If you work in an office, chances are you've surreptitiously tweaked the temperature dial, only to find your change undone by one of your equally sneaky coworkers. Thermostat battles can lead to heated disagreements and icy stares.
Those who prefer a warmer workplace will be happy to know that they have a group of Cornell researchers on their side.
Their study found that turning up the thermostat can be great for productivity. Here's what you need to know.
- The setup: Researchers outfitted a group of office workers at an insurance company in Orlando, Florida, with portable temperature sensors and loaded their computers with productivity tracking software that measured total time spent typing and typing errors, among other things. Measurements were taken every 15 minutes for more than three weeks.

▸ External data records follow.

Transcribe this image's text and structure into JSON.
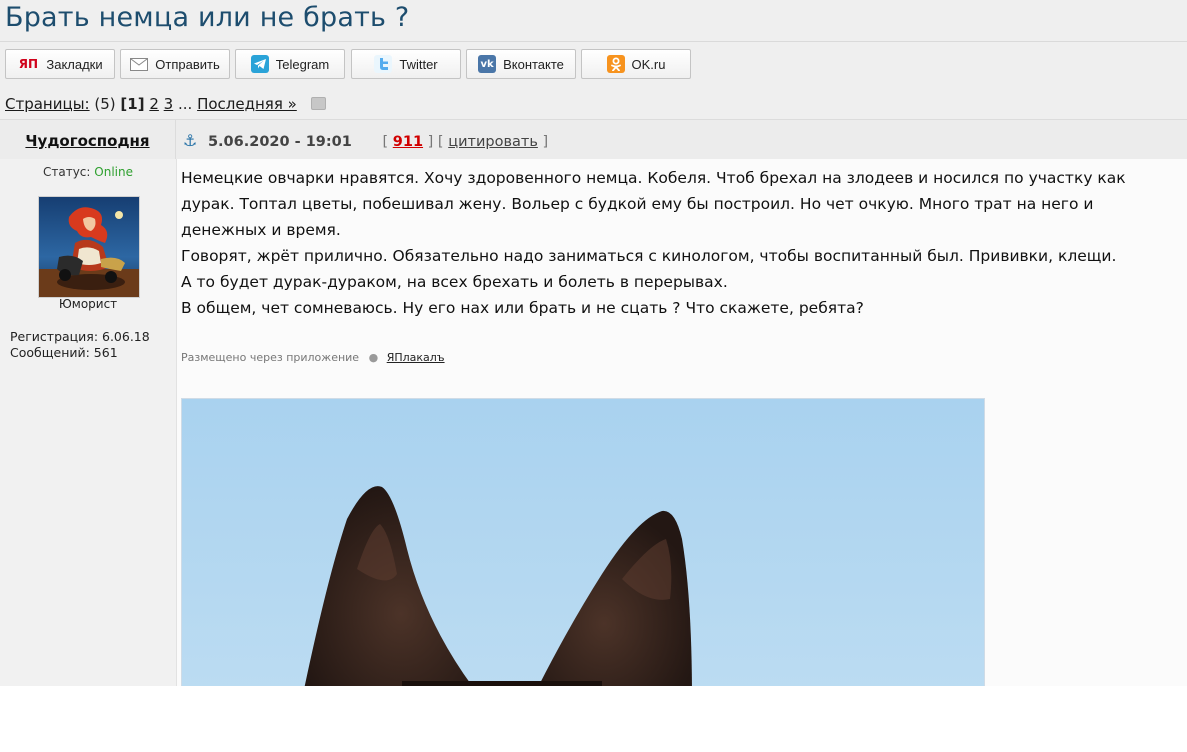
{
  "topic": {
    "title": "Брать немца или не брать ?"
  },
  "share": {
    "buttons": [
      {
        "label": "Закладки",
        "icon": "yap-icon"
      },
      {
        "label": "Отправить",
        "icon": "envelope-icon"
      },
      {
        "label": "Telegram",
        "icon": "telegram-icon"
      },
      {
        "label": "Twitter",
        "icon": "twitter-icon"
      },
      {
        "label": "Вконтакте",
        "icon": "vk-icon"
      },
      {
        "label": "OK.ru",
        "icon": "ok-icon"
      }
    ]
  },
  "pager": {
    "label": "Страницы:",
    "count": "(5)",
    "current": "[1]",
    "pages": [
      "2",
      "3"
    ],
    "ellipsis": "...",
    "last": "Последняя »"
  },
  "post": {
    "author": "Чудогосподня",
    "status_label": "Статус:",
    "status_value": "Online",
    "rank": "Юморист",
    "registration": "Регистрация: 6.06.18",
    "messages": "Сообщений: 561",
    "datetime": "5.06.2020 - 19:01",
    "score": "911",
    "quote_label": "цитировать",
    "paragraphs": [
      "Немецкие овчарки нравятся. Хочу здоровенного немца. Кобеля. Чтоб брехал на злодеев и носился по участку как дурак. Топтал цветы, побешивал жену. Вольер с будкой ему бы построил. Но чет очкую. Много трат на него и денежных и время.",
      "Говорят, жрёт прилично. Обязательно надо заниматься с кинологом, чтобы воспитанный был. Прививки, клещи.",
      "А то будет дурак-дураком, на всех брехать и болеть в перерывах.",
      "В общем, чет сомневаюсь. Ну его нах или брать и не сцать ? Что скажете, ребята?"
    ],
    "via_text": "Размещено через приложение",
    "via_app": "ЯПлакалъ"
  },
  "colors": {
    "title": "#1d4d6e",
    "online": "#2fa02f",
    "score": "#d10000",
    "anchor": "#2a74a8"
  }
}
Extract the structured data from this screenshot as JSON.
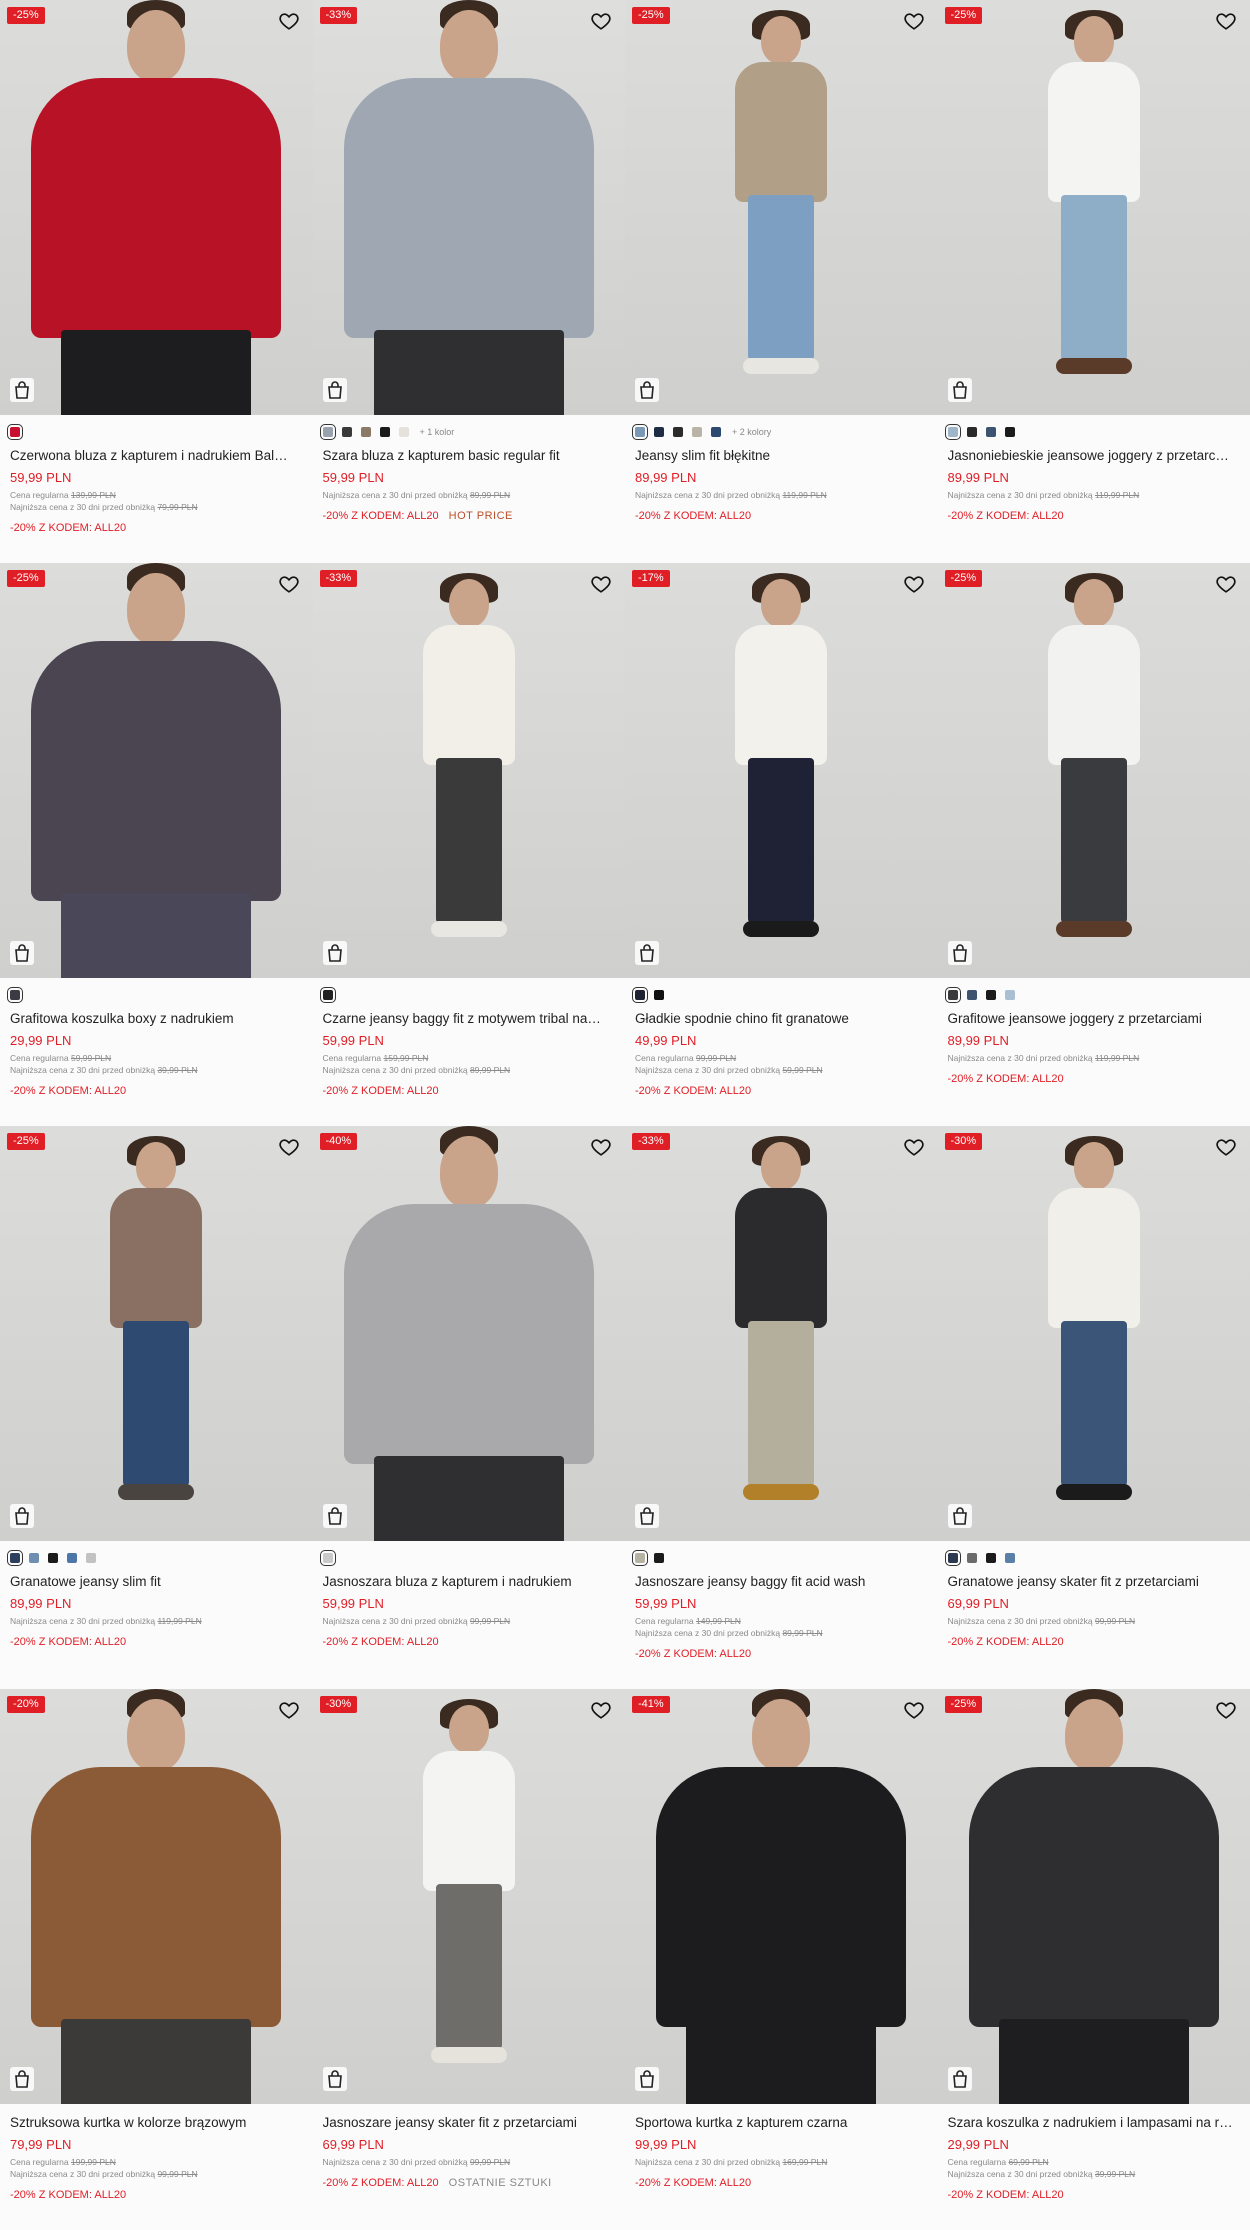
{
  "products": [
    {
      "discount": "-25%",
      "name": "Czerwona bluza z kapturem i nadrukiem Bal…",
      "price": "59,99 PLN",
      "regular_label": "Cena regularna",
      "regular_price": "139,99 PLN",
      "lowest_label": "Najniższa cena z 30 dni przed obniżką",
      "lowest_price": "79,99 PLN",
      "promo": "-20% Z KODEM: ALL20",
      "tag": "",
      "extra_colors": "",
      "swatches": [
        "#c8102e"
      ],
      "colors": {
        "bg": "#dcdcdb",
        "top": "#b81226",
        "bottom": "#1d1d1f",
        "shoes": "#1d1d1f"
      }
    },
    {
      "discount": "-33%",
      "name": "Szara bluza z kapturem basic regular fit",
      "price": "59,99 PLN",
      "regular_label": "",
      "regular_price": "",
      "lowest_label": "Najniższa cena z 30 dni przed obniżką",
      "lowest_price": "89,99 PLN",
      "promo": "-20% Z KODEM: ALL20",
      "tag": "HOT PRICE",
      "extra_colors": "+ 1 kolor",
      "swatches": [
        "#9aa3ad",
        "#3a3a3a",
        "#8c7a68",
        "#1b1b1b",
        "#e5e2dc"
      ],
      "colors": {
        "bg": "#dededd",
        "top": "#9fa8b2",
        "bottom": "#2f2f31",
        "shoes": "#2a2a2a"
      }
    },
    {
      "discount": "-25%",
      "name": "Jeansy slim fit błękitne",
      "price": "89,99 PLN",
      "regular_label": "",
      "regular_price": "",
      "lowest_label": "Najniższa cena z 30 dni przed obniżką",
      "lowest_price": "119,99 PLN",
      "promo": "-20% Z KODEM: ALL20",
      "tag": "",
      "extra_colors": "+ 2 kolory",
      "swatches": [
        "#7b98b5",
        "#1f2d44",
        "#2b2b2b",
        "#b9b3a8",
        "#2c4a70"
      ],
      "colors": {
        "bg": "#dcdcdb",
        "top": "#b19f88",
        "bottom": "#7d9fc1",
        "shoes": "#e8e6e1"
      }
    },
    {
      "discount": "-25%",
      "name": "Jasnoniebieskie jeansowe joggery z przetarc…",
      "price": "89,99 PLN",
      "regular_label": "",
      "regular_price": "",
      "lowest_label": "Najniższa cena z 30 dni przed obniżką",
      "lowest_price": "119,99 PLN",
      "promo": "-20% Z KODEM: ALL20",
      "tag": "",
      "extra_colors": "",
      "swatches": [
        "#9fb6c9",
        "#2a2a2a",
        "#3c5470",
        "#1b1b1b"
      ],
      "colors": {
        "bg": "#dcdcdb",
        "top": "#f4f4f2",
        "bottom": "#8eadc7",
        "shoes": "#5a3a28"
      }
    },
    {
      "discount": "-25%",
      "name": "Grafitowa koszulka boxy z nadrukiem",
      "price": "29,99 PLN",
      "regular_label": "Cena regularna",
      "regular_price": "59,99 PLN",
      "lowest_label": "Najniższa cena z 30 dni przed obniżką",
      "lowest_price": "39,99 PLN",
      "promo": "-20% Z KODEM: ALL20",
      "tag": "",
      "extra_colors": "",
      "swatches": [
        "#3c3a42"
      ],
      "colors": {
        "bg": "#dcdcdb",
        "top": "#4a4550",
        "bottom": "#4a4858",
        "shoes": "#2a2a2a"
      }
    },
    {
      "discount": "-33%",
      "name": "Czarne jeansy baggy fit z motywem tribal na…",
      "price": "59,99 PLN",
      "regular_label": "Cena regularna",
      "regular_price": "159,99 PLN",
      "lowest_label": "Najniższa cena z 30 dni przed obniżką",
      "lowest_price": "89,99 PLN",
      "promo": "-20% Z KODEM: ALL20",
      "tag": "",
      "extra_colors": "",
      "swatches": [
        "#222222"
      ],
      "colors": {
        "bg": "#dddddc",
        "top": "#f1efe8",
        "bottom": "#3a3a3b",
        "shoes": "#e9e7e2"
      }
    },
    {
      "discount": "-17%",
      "name": "Gładkie spodnie chino fit granatowe",
      "price": "49,99 PLN",
      "regular_label": "Cena regularna",
      "regular_price": "99,99 PLN",
      "lowest_label": "Najniższa cena z 30 dni przed obniżką",
      "lowest_price": "59,99 PLN",
      "promo": "-20% Z KODEM: ALL20",
      "tag": "",
      "extra_colors": "",
      "swatches": [
        "#1e2233",
        "#111111"
      ],
      "colors": {
        "bg": "#dcdcdb",
        "top": "#f3f1ec",
        "bottom": "#1f2234",
        "shoes": "#1a1a1a"
      }
    },
    {
      "discount": "-25%",
      "name": "Grafitowe jeansowe joggery z przetarciami",
      "price": "89,99 PLN",
      "regular_label": "",
      "regular_price": "",
      "lowest_label": "Najniższa cena z 30 dni przed obniżką",
      "lowest_price": "119,99 PLN",
      "promo": "-20% Z KODEM: ALL20",
      "tag": "",
      "extra_colors": "",
      "swatches": [
        "#3a3a3c",
        "#3c5470",
        "#1b1b1b",
        "#a8bfd4"
      ],
      "colors": {
        "bg": "#dcdcdb",
        "top": "#f2f2f0",
        "bottom": "#3a3b3e",
        "shoes": "#5a3a28"
      }
    },
    {
      "discount": "-25%",
      "name": "Granatowe jeansy slim fit",
      "price": "89,99 PLN",
      "regular_label": "",
      "regular_price": "",
      "lowest_label": "Najniższa cena z 30 dni przed obniżką",
      "lowest_price": "119,99 PLN",
      "promo": "-20% Z KODEM: ALL20",
      "tag": "",
      "extra_colors": "",
      "swatches": [
        "#2c3f5c",
        "#6f8fb0",
        "#1b1b1b",
        "#4d77a8",
        "#c2c2c2"
      ],
      "colors": {
        "bg": "#dcdcdb",
        "top": "#8a6f63",
        "bottom": "#2f4a70",
        "shoes": "#4a4440"
      }
    },
    {
      "discount": "-40%",
      "name": "Jasnoszara bluza z kapturem i nadrukiem",
      "price": "59,99 PLN",
      "regular_label": "",
      "regular_price": "",
      "lowest_label": "Najniższa cena z 30 dni przed obniżką",
      "lowest_price": "99,99 PLN",
      "promo": "-20% Z KODEM: ALL20",
      "tag": "",
      "extra_colors": "",
      "swatches": [
        "#c9c9c9"
      ],
      "colors": {
        "bg": "#dcdcdb",
        "top": "#a9a9ab",
        "bottom": "#2f2f31",
        "shoes": "#2a2a2a"
      }
    },
    {
      "discount": "-33%",
      "name": "Jasnoszare jeansy baggy fit acid wash",
      "price": "59,99 PLN",
      "regular_label": "Cena regularna",
      "regular_price": "149,99 PLN",
      "lowest_label": "Najniższa cena z 30 dni przed obniżką",
      "lowest_price": "89,99 PLN",
      "promo": "-20% Z KODEM: ALL20",
      "tag": "",
      "extra_colors": "",
      "swatches": [
        "#b7b3a4",
        "#1b1b1b"
      ],
      "colors": {
        "bg": "#dcdcdb",
        "top": "#2b2a2d",
        "bottom": "#b4ae9c",
        "shoes": "#b3802a"
      }
    },
    {
      "discount": "-30%",
      "name": "Granatowe jeansy skater fit z przetarciami",
      "price": "69,99 PLN",
      "regular_label": "",
      "regular_price": "",
      "lowest_label": "Najniższa cena z 30 dni przed obniżką",
      "lowest_price": "99,99 PLN",
      "promo": "-20% Z KODEM: ALL20",
      "tag": "",
      "extra_colors": "",
      "swatches": [
        "#2a3950",
        "#6b6b6b",
        "#1b1b1b",
        "#5b80a8"
      ],
      "colors": {
        "bg": "#dcdcdb",
        "top": "#f1efe9",
        "bottom": "#3b5578",
        "shoes": "#1b1b1b"
      }
    },
    {
      "discount": "-20%",
      "name": "Sztruksowa kurtka w kolorze brązowym",
      "price": "79,99 PLN",
      "regular_label": "Cena regularna",
      "regular_price": "199,99 PLN",
      "lowest_label": "Najniższa cena z 30 dni przed obniżką",
      "lowest_price": "99,99 PLN",
      "promo": "-20% Z KODEM: ALL20",
      "tag": "",
      "extra_colors": "",
      "swatches": [],
      "colors": {
        "bg": "#dcdcdb",
        "top": "#8b5a36",
        "bottom": "#3b3a38",
        "shoes": "#2a2a2a"
      }
    },
    {
      "discount": "-30%",
      "name": "Jasnoszare jeansy skater fit z przetarciami",
      "price": "69,99 PLN",
      "regular_label": "",
      "regular_price": "",
      "lowest_label": "Najniższa cena z 30 dni przed obniżką",
      "lowest_price": "99,99 PLN",
      "promo": "-20% Z KODEM: ALL20",
      "tag": "OSTATNIE SZTUKI",
      "extra_colors": "",
      "swatches": [],
      "colors": {
        "bg": "#dcdcdb",
        "top": "#f4f4f2",
        "bottom": "#6f6d6a",
        "shoes": "#e6e3dc"
      }
    },
    {
      "discount": "-41%",
      "name": "Sportowa kurtka z kapturem czarna",
      "price": "99,99 PLN",
      "regular_label": "",
      "regular_price": "",
      "lowest_label": "Najniższa cena z 30 dni przed obniżką",
      "lowest_price": "169,99 PLN",
      "promo": "-20% Z KODEM: ALL20",
      "tag": "",
      "extra_colors": "",
      "swatches": [],
      "colors": {
        "bg": "#dcdcdb",
        "top": "#1c1c1e",
        "bottom": "#1c1c1e",
        "shoes": "#1c1c1e"
      }
    },
    {
      "discount": "-25%",
      "name": "Szara koszulka z nadrukiem i lampasami na r…",
      "price": "29,99 PLN",
      "regular_label": "Cena regularna",
      "regular_price": "69,99 PLN",
      "lowest_label": "Najniższa cena z 30 dni przed obniżką",
      "lowest_price": "39,99 PLN",
      "promo": "-20% Z KODEM: ALL20",
      "tag": "",
      "extra_colors": "",
      "swatches": [],
      "colors": {
        "bg": "#dcdcdb",
        "top": "#2e2e30",
        "bottom": "#1e1e20",
        "shoes": "#1e1e20"
      }
    }
  ],
  "accent": "#e01e26",
  "icons": {
    "wishlist": "heart-icon",
    "cart": "shopping-bag-icon"
  }
}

- The findings: Higher temperatures (around 77 degrees) were associated with greater productivity than lower temperatures (around 68 degrees). Warmer workers typed 150% more and made 44% fewer mistakes than their chillier colleagues.
- The takeaway: Warm offices can help spur productivity hot streaks.
Some Like It Hot
The researchers didn't hypothesize why warmer offices could lead to more productivity. But I did some digging and came up with a theory that I think could explain these findings.
There's some compelling evidence that warmer temperatures produce more positive emotions. One study demonstrated that when rating products, individuals give better assessments when they are warm than when they're cold. In another study, researchers found that people exposed to warmth were more likely to be friendly and generous than people exposed to cold.
In general, warm temperatures promote positive feelings. And happy workers are hard workers. That could be why warm offices are more productive.
Of course, this is probably only true up to a point. If your office is a sweltering sauna, employees won't be happy, and they sure won't be productive. But keeping your office toward the warmer side of comfortable could help spur employees' positive feelings, which in turn could boost productivity.
So, if you'd like to enhance your productivity, turning up the thermostat is worth a try. But you'll have to warm your coworkers up to the idea first.